Sacárselos al borde del crisol… Arderían como dos bengalas en el dormido, calcinante y agujoso caldo… Sin pies, si ella… Ella sin ella… Trompetas… Angeles… La palma del sacrificio… Oír sin pensamiento los gritos de regocijo, el alboroto, la algazara de los que celebraban con toritos de pólvora, serpientes de luces y gigantes de fuego, el final de la fundición de la campana… Al tanteo empezó a sacar el clavo que mantenía fijos al madero los dos dolidos pies del Cristo de la sacristía. El tumulto de los que movían a las puertas del convento se acercaba. Venían por sus ojos, llegaban por sus ojos, avanzaban sin llegar por pasillos inacabables… pasos… voces… manos, sus manos que seguían escogiendo, entre custodias y vasos sagrados, incensarios y reliquias de oro macizo, píxides, benditeras, hisopos, hostearios, pasamanerías, jocalias, algo que pudiera salvarla de su sacrificio, pero todo era oro inválido de iglesia junto al oro de sus ojos lavado en la desembocadura de cien ríos de lágrimas. Sacó un pañuelo para secarse la cara vuelta hacia la ventana entreabierta sobre un patio encendido de fuegos de artificio, antorchas friolentas, humo de colores y buscapiés enloquecidos. Más de uno se coló en la sacristía y fue, vino, volvió, en zig-zag de relámpago de pólvora. Los que exigían la entrega de sus ojos seguían avanzando. Pasos. Voces. Manos, sus manos multiplicadas en el afán de arrojar por tierra cálices, cruces, copones, ostensorios, patenas, vinajeras, aguamaniles de oro, ínfulas de mitras, flabelas orificadas, cíngulos de borlas luminosas… qué podía valer todo eso junto a sus ojos… por el suelo todo, sobre las alfombras, sobre los muebles, sobre las saliveras… ornamentos, misales, alas de ángeles, coronas de mártires, candelabros, mundos, cetros, agnus, griales, portapaces, todo quemado por los canchinflines y deshecho por sus pies en danza luciferina, ya heridas sus pupilas por el cortafrío de todas las tinieblas, el clavo que mantenía sujetos al madero los dosdolidos pies del Señor que ella volvió a clavar con un beso de ciega…

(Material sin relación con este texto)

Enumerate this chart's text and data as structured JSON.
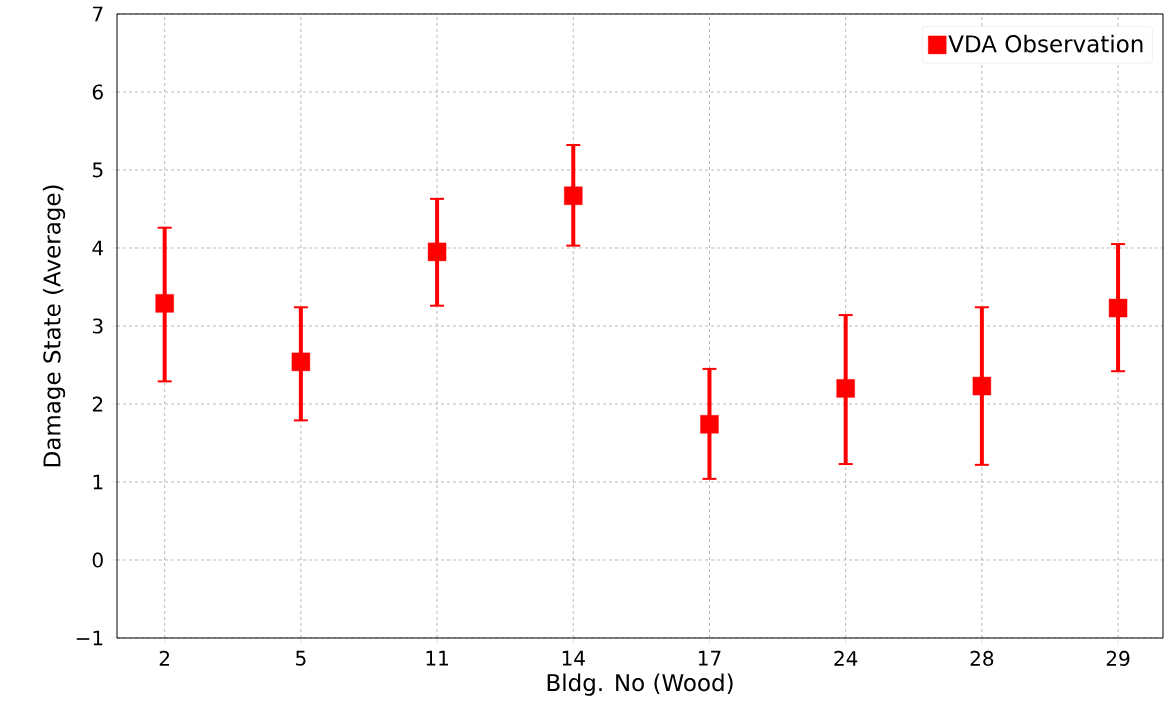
{
  "chart_data": {
    "type": "scatter",
    "xlabel": "Bldg. No (Wood)",
    "ylabel": "Damage State (Average)",
    "categories": [
      "2",
      "5",
      "11",
      "14",
      "17",
      "24",
      "28",
      "29"
    ],
    "series": [
      {
        "name": "VDA Observation",
        "color": "#ff0000",
        "values": [
          3.29,
          2.54,
          3.95,
          4.67,
          1.74,
          2.2,
          2.23,
          3.23
        ],
        "errors": [
          [
            2.29,
            4.26
          ],
          [
            1.79,
            3.24
          ],
          [
            3.26,
            4.63
          ],
          [
            4.03,
            5.32
          ],
          [
            1.04,
            2.45
          ],
          [
            1.23,
            3.14
          ],
          [
            1.22,
            3.24
          ],
          [
            2.42,
            4.05
          ]
        ]
      }
    ],
    "ylim": [
      -1,
      7
    ],
    "yticks": [
      {
        "value": -1,
        "label": "−1"
      },
      0,
      1,
      2,
      3,
      4,
      5,
      6,
      7
    ],
    "grid": true,
    "legend": "top right",
    "marker": "square"
  }
}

El mundo testimonio de las cosas corroboraba las presunciones humanas de lo que fue, además del crimen, la más abominable de las orgías, una saturnal en campo sagrado, todo lo que yacía por tierra y sobre las alfombras con chamuscones de pólvora, lo probaba.

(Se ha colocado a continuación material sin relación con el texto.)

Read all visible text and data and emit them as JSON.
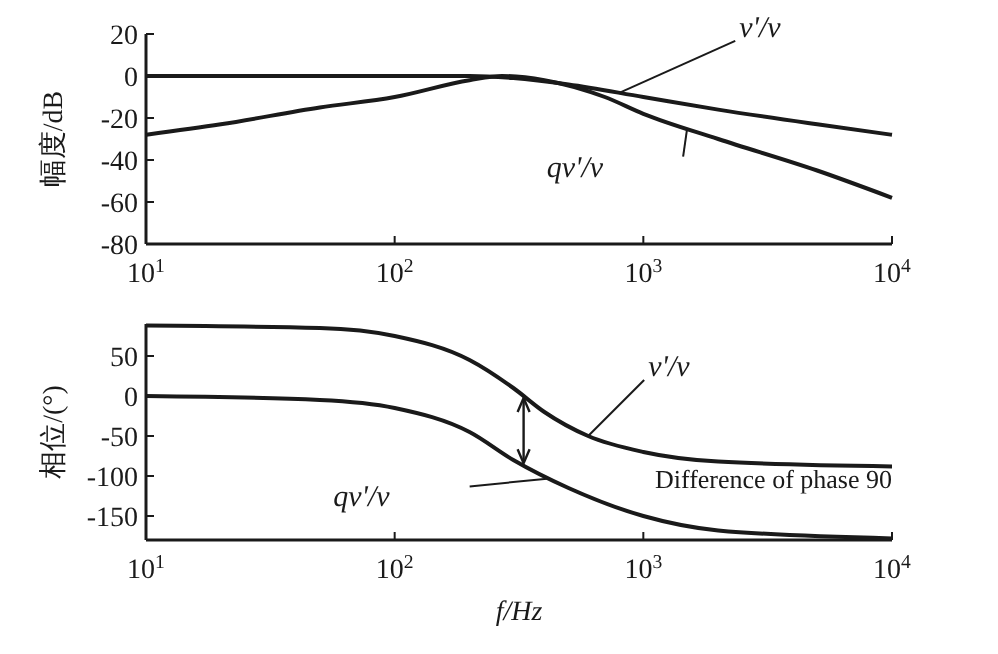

El Comisario del Santo Oficio ordenó encarcelar preventivamente a los salitreros y fabricantes de cohetes, toritos y fuegos artificiales. La Superiora de las clarisas apenas se tenía en pie. El llanto rodaba por sus mejillas lívidas como agua sobre mármol Entre lágrimas alcanzó a ver los ojos limpios y helados del Padre Provincial. Apoyado en su bastón, a él también por momentos le flaqueaban las piernas, consultaba a la madre con los ojos la conveniencia de que ellos dos hicieran reservas ante el delegado inquisitorial, por la captura de buenos cristianos sospechados de satanismo por ser entendidos en las artes de la pólvora.

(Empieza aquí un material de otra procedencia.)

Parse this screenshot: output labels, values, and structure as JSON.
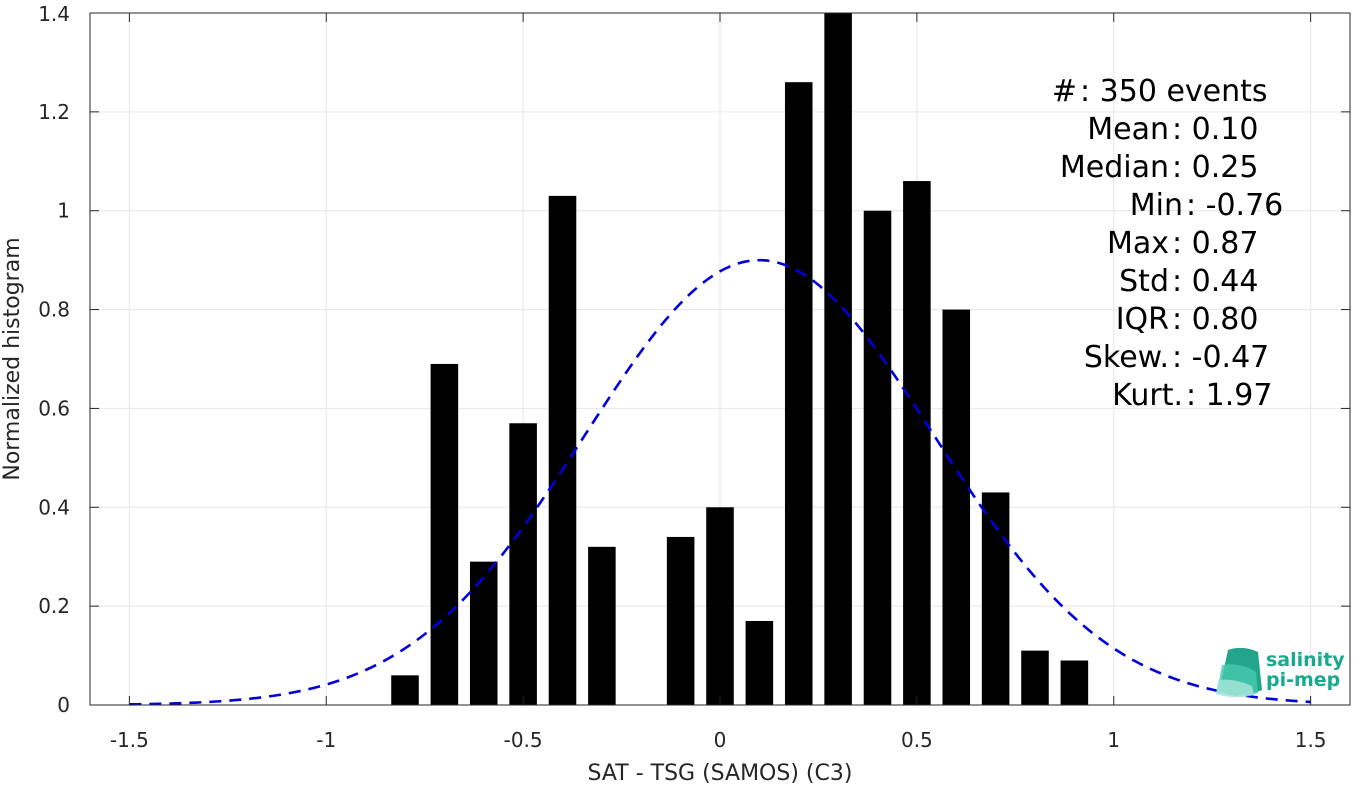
{
  "chart_data": {
    "type": "bar",
    "xlabel": "SAT - TSG (SAMOS) (C3)",
    "ylabel": "Normalized histogram",
    "xlim": [
      -1.6,
      1.6
    ],
    "ylim": [
      0,
      1.4
    ],
    "xticks": [
      -1.5,
      -1,
      -0.5,
      0,
      0.5,
      1,
      1.5
    ],
    "xtick_labels": [
      "-1.5",
      "-1",
      "-0.5",
      "0",
      "0.5",
      "1",
      "1.5"
    ],
    "yticks": [
      0,
      0.2,
      0.4,
      0.6,
      0.8,
      1,
      1.2,
      1.4
    ],
    "ytick_labels": [
      "0",
      "0.2",
      "0.4",
      "0.6",
      "0.8",
      "1",
      "1.2",
      "1.4"
    ],
    "grid": true,
    "bar_color": "#000000",
    "bar_width": 0.07,
    "bars": {
      "x": [
        -0.8,
        -0.7,
        -0.6,
        -0.5,
        -0.4,
        -0.3,
        -0.1,
        0.0,
        0.1,
        0.2,
        0.3,
        0.4,
        0.5,
        0.6,
        0.7,
        0.8,
        0.9
      ],
      "values": [
        0.06,
        0.69,
        0.29,
        0.57,
        1.03,
        0.32,
        0.34,
        0.4,
        0.17,
        1.26,
        1.4,
        1.0,
        1.06,
        0.8,
        0.43,
        0.11,
        0.09
      ]
    },
    "fit": {
      "style": "dashed",
      "color": "#0000dd",
      "type": "gaussian",
      "mean": 0.1,
      "peak": 0.9,
      "x_range": [
        -1.5,
        1.5
      ]
    },
    "stats": [
      {
        "label": "#  ",
        "value": ": 350 events"
      },
      {
        "label": "Mean",
        "value": ": 0.10"
      },
      {
        "label": "Median",
        "value": ": 0.25"
      },
      {
        "label": "Min",
        "value": ": -0.76"
      },
      {
        "label": "Max",
        "value": ": 0.87"
      },
      {
        "label": "Std",
        "value": ": 0.44"
      },
      {
        "label": "IQR",
        "value": ": 0.80"
      },
      {
        "label": "Skew. ",
        "value": ": -0.47"
      },
      {
        "label": "Kurt. ",
        "value": ": 1.97"
      }
    ]
  },
  "logo": {
    "line1": "salinity",
    "line2": "pi-mep",
    "color": "#1aa88f"
  }
}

Pero aquél se adelantó. Que no sólo eso pensaba hacer con ellos, excomulgaría a más de uno, a más de uno quemaría vivo y muchos, si no todos, vestirían el sambenito, que no se manejan estruendos y bengalas, sin connivencias, sin vinculaciones con el Cohetero Impar.

¿Y los asturianos fundidores de campanas?, se preguntaron con la mirada al mismo tiempo, la Superiora y el Provincial. ¿Por qué no captura a esos manipuladores de metales a temperaturas de lava volcánica, algo más diabólico e infernal que las inocentes pólvoras de los juegos de artificio, con el agravante de su presencia dentro del convento, mientras fundían la campana, y su amistad, casi familiar, con las más jóvenes cordeleras? ¿Qué espera el Santo Tribunal para encarcelarlos?